Comfortable with Technology: You are open to using AI-assisted editing, transcription, clean-up, generative visuals, and automation tools where they can improve speed or execution. These tools should support your creative judgement, not replace it.
- 2+ years of professional video editing experience, preferably within a creative, digital, production, or advertising agency.
- Strong command of Adobe Premiere Pro or DaVinci Resolve.
- Working knowledge of Adobe After Effects for motion graphics, animation, compositing, and visual enhancements.
- Good understanding of storytelling, pacing, shot selection, music, typography, and visual continuity.
- Experience editing social media content, digital advertisements, brand films, interviews, podcasts, and campaign videos.
- Ability to work across vertical, horizontal, and square formats.
- Practical understanding of colour correction, audio clean-up, subtitles, codecs, export settings, and platform specifications.
- Ability to manage multiple projects and revisions within tight timelines.
- Strong portfolio or showreel demonstrating both creative range and technical quality.
- Basic knowledge of Photoshop, Illustrator, or other design tools will be an advantage.
You only know the software: You can operate editing tools but struggle to understand storytelling, pacing, audience attention, or why one edit works better than another.

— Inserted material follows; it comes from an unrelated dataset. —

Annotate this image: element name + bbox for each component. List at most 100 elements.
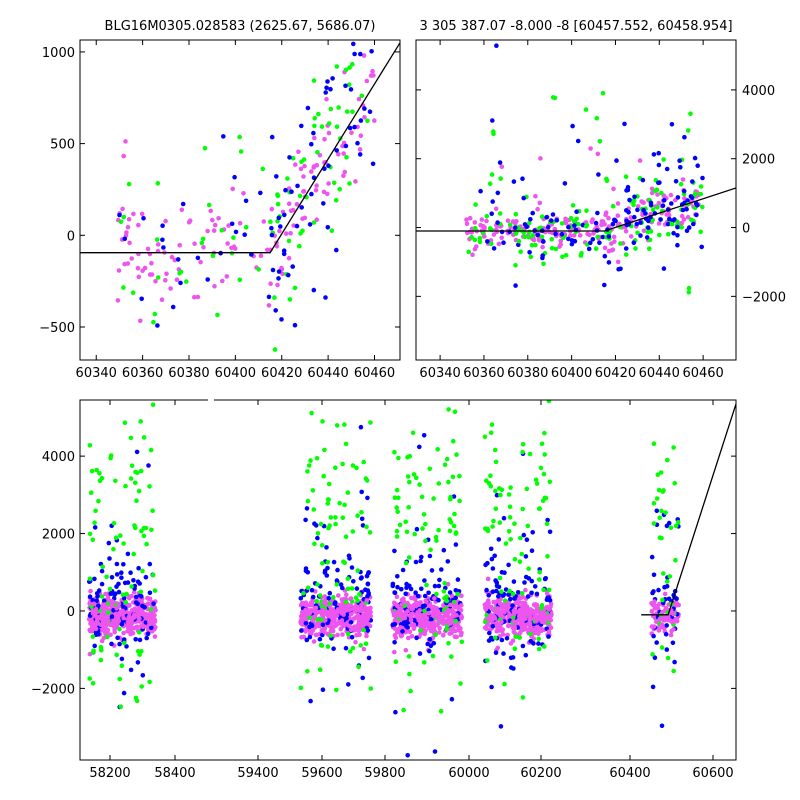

You require frame-by-frame instructions: You wait for someone else to make every creative decision and are uncomfortable suggesting better cuts, references, music, or visual treatments.
You use the same editing style for everything: Every reel, brand film, podcast, and advertisement ends up with the same transitions, sound effects, pacing, and visual language.
You struggle with feedback: You take revisions personally, repeatedly miss comments, or make changes without understanding how they affect the complete film.
You compromise on file discipline: Your project files, versions, raw footage, and exports are poorly organised, making collaboration and future revisions unnecessarily difficult.
You disappear when timelines get tight: You avoid communicating delays, raise issues too late, or depend on constant follow-ups to complete assigned work.
You prioritise effects over the idea: You add unnecessary transitions, animations, and visual treatments even when they distract from the story or the brand.